Charlton, though, began his managerial career at Middlesbrough in 1973. He came to an unusual and informal arrangement with the club. Charlton would stay for only four years, there was no contract. He would be paid a relatively modest salary of £10,000 (plus another £10,000 if Middlesbrough were promoted); and he was given time off for shooting and fishing, a feature throughout his career. 

Charlton himself had been preparing for management during his playing days. Beneath his bluff exterior, he was a thinker about the game and how it should be played. He liked organisation and planning, and had been frustrated by the lack of coaching during his early days at Leeds. From the 1950s, he had been a regular attendee of FA coaching courses at Lilleshall, which had opened up his mind to new ways of thinking about football. 

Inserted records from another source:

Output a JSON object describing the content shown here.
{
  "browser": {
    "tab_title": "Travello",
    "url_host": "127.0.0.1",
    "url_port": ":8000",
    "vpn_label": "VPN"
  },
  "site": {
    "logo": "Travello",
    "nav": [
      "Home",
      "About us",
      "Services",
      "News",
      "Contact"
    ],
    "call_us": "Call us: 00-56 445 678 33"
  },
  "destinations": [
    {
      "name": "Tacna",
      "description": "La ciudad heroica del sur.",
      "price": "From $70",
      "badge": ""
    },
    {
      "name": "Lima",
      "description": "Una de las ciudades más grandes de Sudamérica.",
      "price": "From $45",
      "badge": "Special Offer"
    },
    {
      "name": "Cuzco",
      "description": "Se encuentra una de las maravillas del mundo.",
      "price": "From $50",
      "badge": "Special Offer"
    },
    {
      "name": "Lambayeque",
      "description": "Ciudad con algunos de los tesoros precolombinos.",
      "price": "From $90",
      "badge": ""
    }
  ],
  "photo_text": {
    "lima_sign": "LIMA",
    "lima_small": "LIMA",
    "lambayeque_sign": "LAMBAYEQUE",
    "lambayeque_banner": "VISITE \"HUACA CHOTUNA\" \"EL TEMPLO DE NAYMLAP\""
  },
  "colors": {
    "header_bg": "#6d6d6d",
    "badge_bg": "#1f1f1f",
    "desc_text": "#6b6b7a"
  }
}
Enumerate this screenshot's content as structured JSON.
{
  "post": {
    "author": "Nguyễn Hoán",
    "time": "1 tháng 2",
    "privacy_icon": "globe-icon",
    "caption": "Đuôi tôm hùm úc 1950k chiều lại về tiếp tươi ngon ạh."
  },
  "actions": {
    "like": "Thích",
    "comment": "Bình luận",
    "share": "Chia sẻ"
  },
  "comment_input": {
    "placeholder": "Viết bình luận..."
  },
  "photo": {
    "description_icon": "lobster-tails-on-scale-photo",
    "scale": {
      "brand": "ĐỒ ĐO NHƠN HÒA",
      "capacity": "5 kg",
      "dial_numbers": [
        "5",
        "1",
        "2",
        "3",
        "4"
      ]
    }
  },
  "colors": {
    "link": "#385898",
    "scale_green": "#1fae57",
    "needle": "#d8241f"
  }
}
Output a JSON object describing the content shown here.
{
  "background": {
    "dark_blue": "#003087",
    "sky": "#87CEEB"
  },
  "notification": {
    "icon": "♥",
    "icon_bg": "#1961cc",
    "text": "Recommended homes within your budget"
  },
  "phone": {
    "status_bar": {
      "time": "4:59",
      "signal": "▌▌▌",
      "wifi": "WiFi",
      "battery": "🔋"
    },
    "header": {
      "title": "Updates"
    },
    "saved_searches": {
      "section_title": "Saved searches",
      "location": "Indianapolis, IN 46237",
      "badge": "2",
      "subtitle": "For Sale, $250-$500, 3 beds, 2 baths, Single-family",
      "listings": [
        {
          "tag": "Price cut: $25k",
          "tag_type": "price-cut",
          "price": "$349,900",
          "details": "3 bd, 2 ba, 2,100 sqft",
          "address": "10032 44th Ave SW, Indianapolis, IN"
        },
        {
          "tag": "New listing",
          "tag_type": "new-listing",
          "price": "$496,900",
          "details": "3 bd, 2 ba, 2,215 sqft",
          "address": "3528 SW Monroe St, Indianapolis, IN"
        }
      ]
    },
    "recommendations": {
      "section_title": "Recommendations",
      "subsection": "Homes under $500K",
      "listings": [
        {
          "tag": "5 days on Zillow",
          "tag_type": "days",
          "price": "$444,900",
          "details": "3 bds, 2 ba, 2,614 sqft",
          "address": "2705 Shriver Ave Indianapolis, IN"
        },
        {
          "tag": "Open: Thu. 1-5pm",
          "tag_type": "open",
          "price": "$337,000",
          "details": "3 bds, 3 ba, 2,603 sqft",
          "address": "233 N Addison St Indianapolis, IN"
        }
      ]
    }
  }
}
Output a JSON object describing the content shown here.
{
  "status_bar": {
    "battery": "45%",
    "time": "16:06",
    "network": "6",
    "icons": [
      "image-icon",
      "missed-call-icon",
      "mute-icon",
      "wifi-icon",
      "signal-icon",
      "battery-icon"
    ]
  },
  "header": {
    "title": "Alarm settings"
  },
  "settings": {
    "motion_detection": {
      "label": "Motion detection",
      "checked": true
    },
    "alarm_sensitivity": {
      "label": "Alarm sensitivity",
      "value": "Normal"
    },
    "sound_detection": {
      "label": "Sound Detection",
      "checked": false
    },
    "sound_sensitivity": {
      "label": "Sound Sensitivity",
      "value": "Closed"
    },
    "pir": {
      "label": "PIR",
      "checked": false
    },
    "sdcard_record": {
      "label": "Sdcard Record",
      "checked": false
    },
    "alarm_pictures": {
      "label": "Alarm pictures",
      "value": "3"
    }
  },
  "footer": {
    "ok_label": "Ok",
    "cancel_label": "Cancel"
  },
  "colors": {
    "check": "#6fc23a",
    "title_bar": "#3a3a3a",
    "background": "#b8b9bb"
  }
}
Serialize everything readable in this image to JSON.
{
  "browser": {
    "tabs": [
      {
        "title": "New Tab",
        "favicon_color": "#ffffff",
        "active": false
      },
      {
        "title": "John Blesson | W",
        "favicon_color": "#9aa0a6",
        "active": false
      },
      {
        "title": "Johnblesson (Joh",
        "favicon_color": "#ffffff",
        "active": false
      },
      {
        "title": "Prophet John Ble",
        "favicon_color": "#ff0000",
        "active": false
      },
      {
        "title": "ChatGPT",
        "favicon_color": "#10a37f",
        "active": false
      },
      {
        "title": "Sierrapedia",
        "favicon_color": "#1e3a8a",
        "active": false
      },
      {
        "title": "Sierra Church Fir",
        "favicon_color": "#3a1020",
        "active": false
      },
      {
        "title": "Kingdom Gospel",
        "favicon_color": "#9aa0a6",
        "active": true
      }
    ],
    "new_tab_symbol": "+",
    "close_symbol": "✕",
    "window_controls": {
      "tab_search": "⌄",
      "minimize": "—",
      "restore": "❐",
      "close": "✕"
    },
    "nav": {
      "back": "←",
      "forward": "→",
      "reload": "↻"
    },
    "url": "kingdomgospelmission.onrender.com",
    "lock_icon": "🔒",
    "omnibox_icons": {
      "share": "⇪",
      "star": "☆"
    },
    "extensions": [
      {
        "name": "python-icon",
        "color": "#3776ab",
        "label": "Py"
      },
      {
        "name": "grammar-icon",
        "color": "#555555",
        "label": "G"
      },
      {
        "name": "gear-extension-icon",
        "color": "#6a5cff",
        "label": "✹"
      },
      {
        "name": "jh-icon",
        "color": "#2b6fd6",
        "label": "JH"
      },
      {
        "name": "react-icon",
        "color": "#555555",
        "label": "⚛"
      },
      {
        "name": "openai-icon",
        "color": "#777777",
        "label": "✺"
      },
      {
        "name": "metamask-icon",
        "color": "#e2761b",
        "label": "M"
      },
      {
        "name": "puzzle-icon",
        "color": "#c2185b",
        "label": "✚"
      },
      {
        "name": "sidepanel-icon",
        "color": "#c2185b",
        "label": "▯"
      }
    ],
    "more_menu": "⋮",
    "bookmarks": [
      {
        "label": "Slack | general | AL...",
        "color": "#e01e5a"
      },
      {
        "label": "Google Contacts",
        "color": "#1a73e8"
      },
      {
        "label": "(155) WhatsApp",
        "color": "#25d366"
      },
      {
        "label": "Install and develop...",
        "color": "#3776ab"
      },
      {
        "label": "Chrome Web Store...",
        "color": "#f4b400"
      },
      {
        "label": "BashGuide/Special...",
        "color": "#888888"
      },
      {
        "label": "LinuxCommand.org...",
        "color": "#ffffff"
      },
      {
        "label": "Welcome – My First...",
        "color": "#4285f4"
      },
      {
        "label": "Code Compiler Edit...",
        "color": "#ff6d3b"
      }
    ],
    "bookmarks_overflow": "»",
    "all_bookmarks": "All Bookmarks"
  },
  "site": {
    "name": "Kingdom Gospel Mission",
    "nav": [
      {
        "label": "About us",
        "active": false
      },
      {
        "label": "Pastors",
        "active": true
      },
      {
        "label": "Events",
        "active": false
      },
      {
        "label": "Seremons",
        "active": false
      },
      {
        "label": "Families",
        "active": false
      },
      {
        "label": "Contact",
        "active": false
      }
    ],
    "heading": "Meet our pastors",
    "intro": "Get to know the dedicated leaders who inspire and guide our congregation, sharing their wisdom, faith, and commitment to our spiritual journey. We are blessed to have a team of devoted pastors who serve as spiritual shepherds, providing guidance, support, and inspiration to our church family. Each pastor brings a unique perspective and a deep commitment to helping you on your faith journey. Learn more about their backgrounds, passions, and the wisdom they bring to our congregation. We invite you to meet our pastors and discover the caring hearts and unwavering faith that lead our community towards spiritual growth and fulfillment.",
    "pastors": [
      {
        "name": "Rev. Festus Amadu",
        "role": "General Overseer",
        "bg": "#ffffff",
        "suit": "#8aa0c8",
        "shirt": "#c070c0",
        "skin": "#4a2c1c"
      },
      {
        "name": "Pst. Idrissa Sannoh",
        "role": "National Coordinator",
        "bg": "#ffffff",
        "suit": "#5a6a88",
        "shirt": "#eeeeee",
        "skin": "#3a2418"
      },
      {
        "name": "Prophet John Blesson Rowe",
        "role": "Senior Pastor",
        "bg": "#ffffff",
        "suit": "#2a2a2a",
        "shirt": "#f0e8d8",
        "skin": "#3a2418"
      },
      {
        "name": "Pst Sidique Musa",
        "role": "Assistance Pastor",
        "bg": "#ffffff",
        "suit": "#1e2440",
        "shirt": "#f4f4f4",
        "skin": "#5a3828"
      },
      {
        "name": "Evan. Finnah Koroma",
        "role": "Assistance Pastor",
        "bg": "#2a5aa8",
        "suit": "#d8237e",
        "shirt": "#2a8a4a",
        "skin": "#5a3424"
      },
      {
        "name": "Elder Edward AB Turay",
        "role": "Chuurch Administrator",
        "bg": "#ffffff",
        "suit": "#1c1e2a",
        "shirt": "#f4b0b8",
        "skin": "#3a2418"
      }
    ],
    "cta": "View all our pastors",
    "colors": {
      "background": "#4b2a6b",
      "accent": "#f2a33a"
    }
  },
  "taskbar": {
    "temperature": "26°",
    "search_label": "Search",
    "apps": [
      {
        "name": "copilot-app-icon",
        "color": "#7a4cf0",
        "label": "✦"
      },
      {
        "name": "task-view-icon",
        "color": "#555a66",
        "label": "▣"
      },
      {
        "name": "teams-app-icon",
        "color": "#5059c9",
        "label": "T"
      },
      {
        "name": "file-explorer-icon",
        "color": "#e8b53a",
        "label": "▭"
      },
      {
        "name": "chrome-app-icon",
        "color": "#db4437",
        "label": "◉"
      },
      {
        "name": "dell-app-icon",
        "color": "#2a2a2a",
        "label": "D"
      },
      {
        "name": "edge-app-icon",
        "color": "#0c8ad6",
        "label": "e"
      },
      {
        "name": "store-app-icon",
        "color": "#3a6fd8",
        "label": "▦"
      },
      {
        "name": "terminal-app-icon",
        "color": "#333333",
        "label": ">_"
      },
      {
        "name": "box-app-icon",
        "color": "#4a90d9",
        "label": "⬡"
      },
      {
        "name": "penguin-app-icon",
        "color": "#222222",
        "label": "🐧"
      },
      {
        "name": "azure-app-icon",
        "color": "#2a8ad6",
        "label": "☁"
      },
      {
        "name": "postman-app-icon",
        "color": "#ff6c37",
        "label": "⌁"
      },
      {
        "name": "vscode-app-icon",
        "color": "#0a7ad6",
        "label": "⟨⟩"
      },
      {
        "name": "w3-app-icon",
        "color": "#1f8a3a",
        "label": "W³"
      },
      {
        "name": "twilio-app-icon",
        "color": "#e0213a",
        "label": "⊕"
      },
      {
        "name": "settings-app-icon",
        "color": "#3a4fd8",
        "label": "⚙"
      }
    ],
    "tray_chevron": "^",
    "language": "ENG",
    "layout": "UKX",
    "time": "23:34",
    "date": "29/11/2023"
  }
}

He was an immediate success at Ayresome Park. Middlesbrough were promoted to the First Division with a record points total. Charlton was subsequently named Manager of the Year (the only one ever outside the top division). Inheriting a team that finished fourth the previous season, he added Bobby Murdoch, a European Cup winner with Celtic. While Murdoch supplemented Graeme Souness in the midfield, the team was built on a solid defence, and also included future England international David Armstrong. Employing a direct style of play that was to characterise his coaching style, the team was initially a force in the league, without challenging for major trophies. He left in 1977 frustrated at the lack of success. Charlton later admitted his own frugality was a contributing factor as he refused to sign players he thought were overpriced.

Charlton returned – largely unsuccessfully – to management with Sheffield Wednesday, (1977-83). He then had a brief spell as caretaker manager back at Middlesbrough in 1984 before joining his boyhood club, Newcastle United. After one season, though, he resigned abruptly following criticism from the fans. His career seemed to have stalled, but was then reinvigorated by his Irish adventure.